Carnival of souls

* Jog takes a look at one of my favorite comics of the year, Yuichi Yokoyama’s Travel.

* Leigh Walton makes the case for Rorschach’s tough-guy voice, The Watchmen, and other fan-lamented aspects of what we’ve seen from Zack Snyder’s Watchmen thus far. Bonus points for making the retrospectively obvious “Have a Cigar” connection.

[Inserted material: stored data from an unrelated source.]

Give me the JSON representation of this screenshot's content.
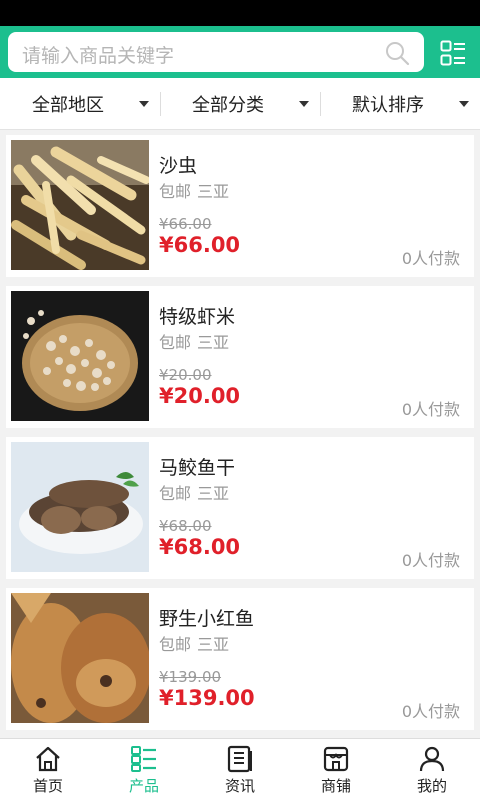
{
  "search": {
    "placeholder": "请输入商品关键字"
  },
  "filters": [
    {
      "label": "全部地区"
    },
    {
      "label": "全部分类"
    },
    {
      "label": "默认排序"
    }
  ],
  "products": [
    {
      "name": "沙虫",
      "tags": [
        "包邮",
        "三亚"
      ],
      "old_price": "¥66.00",
      "price": "¥66.00",
      "paid": "0人付款"
    },
    {
      "name": "特级虾米",
      "tags": [
        "包邮",
        "三亚"
      ],
      "old_price": "¥20.00",
      "price": "¥20.00",
      "paid": "0人付款"
    },
    {
      "name": "马鲛鱼干",
      "tags": [
        "包邮",
        "三亚"
      ],
      "old_price": "¥68.00",
      "price": "¥68.00",
      "paid": "0人付款"
    },
    {
      "name": "野生小红鱼",
      "tags": [
        "包邮",
        "三亚"
      ],
      "old_price": "¥139.00",
      "price": "¥139.00",
      "paid": "0人付款"
    }
  ],
  "tabs": [
    {
      "label": "首页",
      "icon": "home-icon"
    },
    {
      "label": "产品",
      "icon": "grid-list-icon",
      "active": true
    },
    {
      "label": "资讯",
      "icon": "news-icon"
    },
    {
      "label": "商铺",
      "icon": "shop-icon"
    },
    {
      "label": "我的",
      "icon": "user-icon"
    }
  ],
  "colors": {
    "accent": "#1cbf8e",
    "price": "#e0202a"
  }
}
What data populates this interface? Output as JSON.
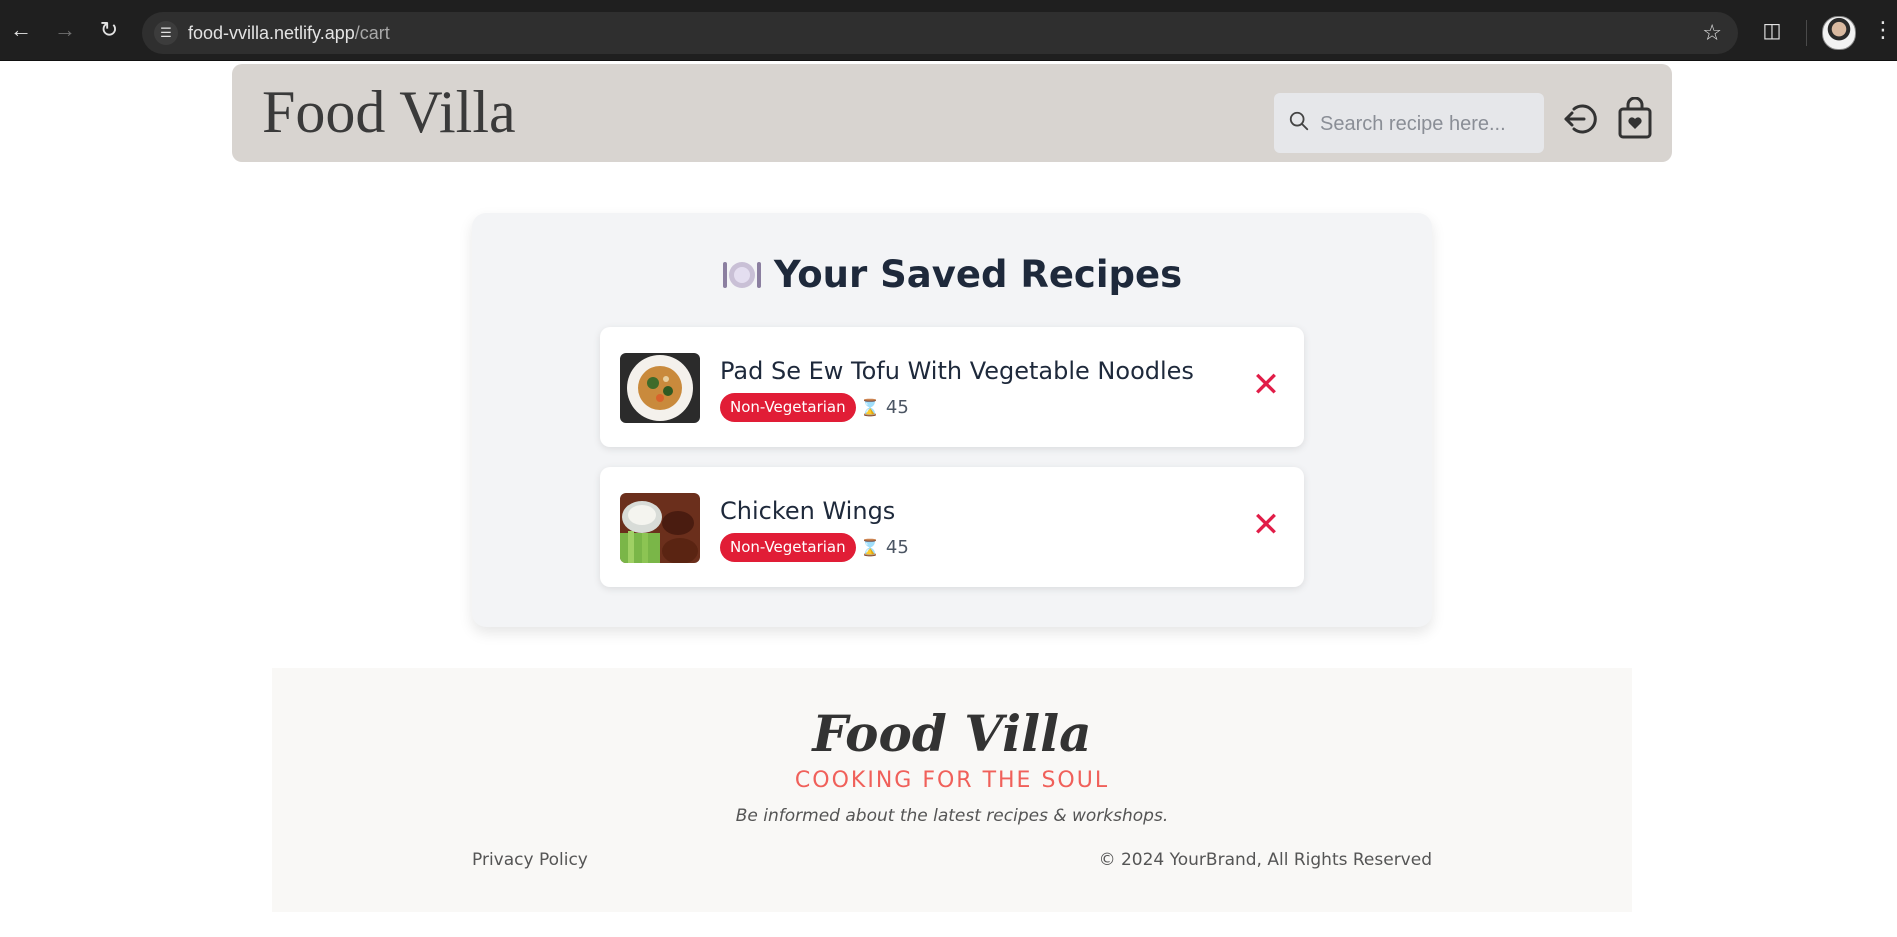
{
  "browser": {
    "url_host": "food-vvilla.netlify.app",
    "url_path": "/cart"
  },
  "header": {
    "brand": "Food Villa",
    "search_placeholder": "Search recipe here..."
  },
  "saved": {
    "title": "Your Saved Recipes",
    "items": [
      {
        "name": "Pad Se Ew Tofu With Vegetable Noodles",
        "badge": "Non-Vegetarian",
        "time": "45",
        "remove": "✕"
      },
      {
        "name": "Chicken Wings",
        "badge": "Non-Vegetarian",
        "time": "45",
        "remove": "✕"
      }
    ]
  },
  "footer": {
    "brand": "Food Villa",
    "tagline": "COOKING FOR THE SOUL",
    "note": "Be informed about the latest recipes & workshops.",
    "privacy": "Privacy Policy",
    "copyright": "© 2024 YourBrand, All Rights Reserved"
  },
  "colors": {
    "header_bg": "#d8d4d0",
    "badge": "#e11d36",
    "remove": "#e11d48",
    "tagline": "#f0605a"
  }
}
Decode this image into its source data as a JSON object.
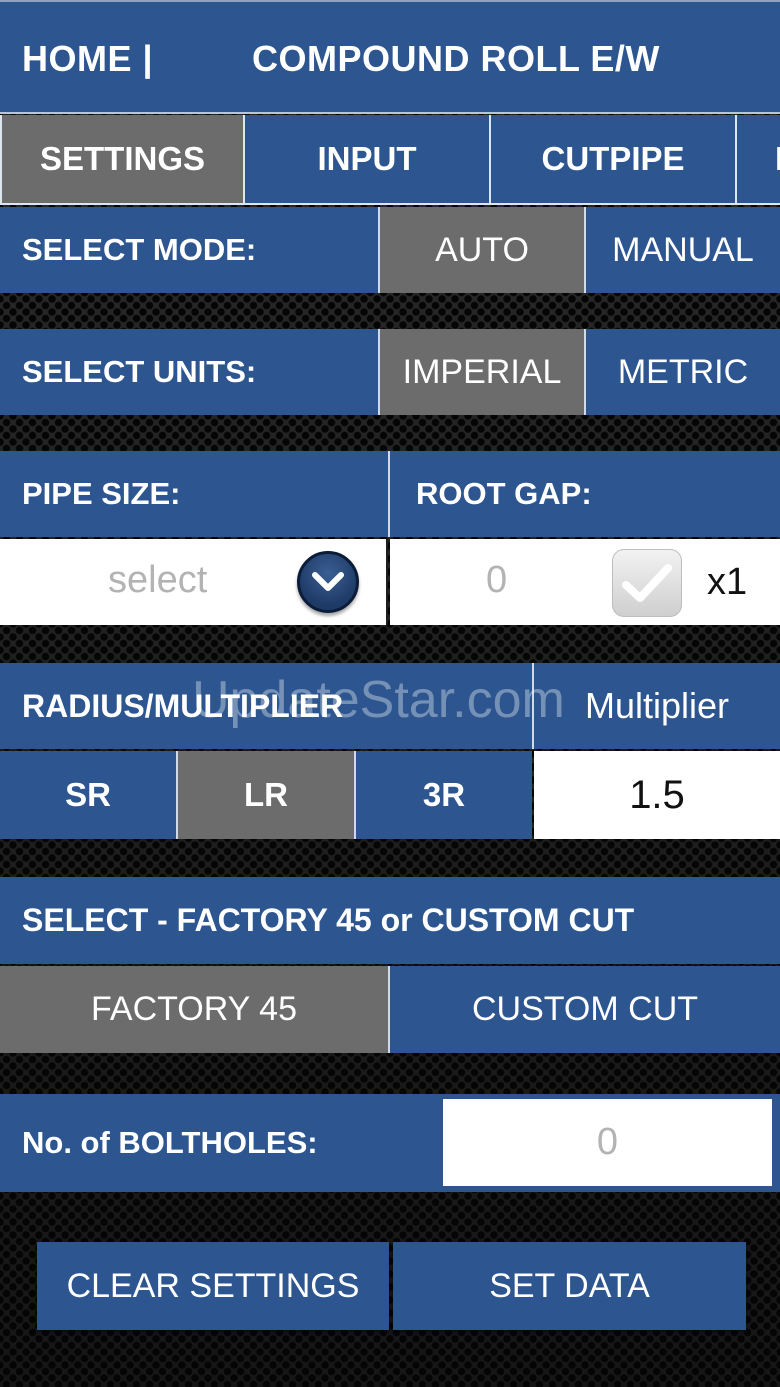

* I’ve tended to think of Brian Michael Bendis’s New Avengers as follows: A strong, exciting opening arc full of solid action beats (Hydro-Man floods the basement, the Sentry tears Carnage in half) provides an interesting mix of A-listers and potentially interesting also-rans with a solid raison d’etre and mission statement, i.e. fate threw them together just like the original Avengers; now they must track down all the criminals broken out of a super-prison while finding out who’s responsible for the breakout and the subsequent massacre of slaves in the Savage Land. The book then gets sidetracked almost instantly by storyarcs devoted to explaining who the (it turns out) not terribly interesting after all also-rans are (the Sentry, Spider-Woman), messing with continuity in a pretty unsatisfactory way (House of M, the Xorn/Collective stuff, Illuminati), and the demands of outside titles and external crossovers (dropping Daredevil from the team before he could even join, splitting up the team for Civil War), all despite occasionally impressive character work (particularly with Luke Cage, who really has become a leading player in the Marvel Universe thanks to Bendis’s great work with him). Jon Hastings’s critique is a simpler yet somewhat more fundamental one: Bendis never learned how to write action scenes for large numbers of characters. True enough, whenever I think of a big Bendis team-book/event-comic action sequence, it’s a two page spread of people punching and stabbing and shooting in every direction, accompanied or followed by cutaway panels highlighting indistinct individual bits of action–just like Jon says. (Meanwhile in the comments Jon takes a swing at the basic reason for the team to exist, but I’m not ready to go that far.)

* Over at my favorite new TV show of the season, Bruce Baugh continues to explore what’s up with World of Warcraft. One thing that strikes me anew with each new post is just how many major factions are involved. My fantasy background is almost solely Tolkien, where for all intents and purposes it was a strictly bipolar world; intra-faction strife (Dwarves vs. Elves back in the Elder Days, Saruman vs. Sauron in the “present”) tended to be of limited scope and duration. I don’t recall other fantasy series I enjoyed (Susan Cooper, Lloyd Alexander) deviating from that model overmuch. (Ursula K. LeGuin kinda eschewed bad guys iirc.) By contrast, WoW is lousy with rivals on every side, and it seems like part of the fun of the game is that you really never know where the next big story-driving assault will come from, or whether the alignment of powers when the next big thing is resolved will in any way resemble the current alignment.